А она всё возилась внизу с этим жёлобом, и я видел, что ей это тяжело, но ничего не мог сделать. Сойти к ней — это значило признаться в том, что виновник разрушения — я.
Стараясь не глядеть на Шурочку, я лёг на спину и смотрел в небо, но оно было раскалённое и тусклое, и смотреть на него было больно. Горький дым горящего торфа стлался надо мной, и, кроме неба и дыма, ничего не было.
Посмотрев вниз, я увидел, что Шурочка возится с большим камнем, и видно было, что поднять его ей не удастся.
Тогда я не выдержал, встал и спустился к ней по откосу.
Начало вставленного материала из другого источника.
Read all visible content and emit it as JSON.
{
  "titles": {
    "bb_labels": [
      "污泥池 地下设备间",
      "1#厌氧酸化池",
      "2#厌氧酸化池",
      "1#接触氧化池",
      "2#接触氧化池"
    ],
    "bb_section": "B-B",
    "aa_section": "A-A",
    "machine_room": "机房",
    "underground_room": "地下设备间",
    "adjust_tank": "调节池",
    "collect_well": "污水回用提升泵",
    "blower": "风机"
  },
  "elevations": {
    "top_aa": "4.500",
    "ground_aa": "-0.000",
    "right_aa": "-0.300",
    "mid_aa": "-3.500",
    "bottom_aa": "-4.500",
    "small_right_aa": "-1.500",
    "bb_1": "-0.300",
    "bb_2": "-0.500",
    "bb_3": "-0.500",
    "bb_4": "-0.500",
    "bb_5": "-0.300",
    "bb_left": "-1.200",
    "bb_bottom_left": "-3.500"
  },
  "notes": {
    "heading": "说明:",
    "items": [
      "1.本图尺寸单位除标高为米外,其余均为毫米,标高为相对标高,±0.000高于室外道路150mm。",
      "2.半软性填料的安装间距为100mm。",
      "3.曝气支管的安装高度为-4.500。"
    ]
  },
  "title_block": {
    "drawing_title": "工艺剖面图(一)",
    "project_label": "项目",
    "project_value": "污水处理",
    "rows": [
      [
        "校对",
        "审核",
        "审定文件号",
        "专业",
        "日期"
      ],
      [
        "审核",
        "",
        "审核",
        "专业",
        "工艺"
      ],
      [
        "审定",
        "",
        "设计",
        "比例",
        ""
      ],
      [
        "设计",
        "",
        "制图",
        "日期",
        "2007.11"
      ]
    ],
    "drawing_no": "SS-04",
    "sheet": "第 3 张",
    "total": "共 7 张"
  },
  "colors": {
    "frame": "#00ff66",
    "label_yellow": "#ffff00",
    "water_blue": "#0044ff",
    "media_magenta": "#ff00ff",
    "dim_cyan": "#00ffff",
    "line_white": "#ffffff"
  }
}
Она даже не удивилась мне, а когда я сказал ей, что это Лёнькина работа и я её разрушил, она только спросила меня: «Зачем?», но я промолчал.
Теперь я подтаскивал камни, а Шурочка скрепляла их глиной.
Когда всё было кончено и вода снова побежала по жёлобу к лужам, тогда мы пошли домой.
— Я бы всё равно проиграл пари, — сказал я Шурочке, когда мы ступили на шоссе. — Смотри направо.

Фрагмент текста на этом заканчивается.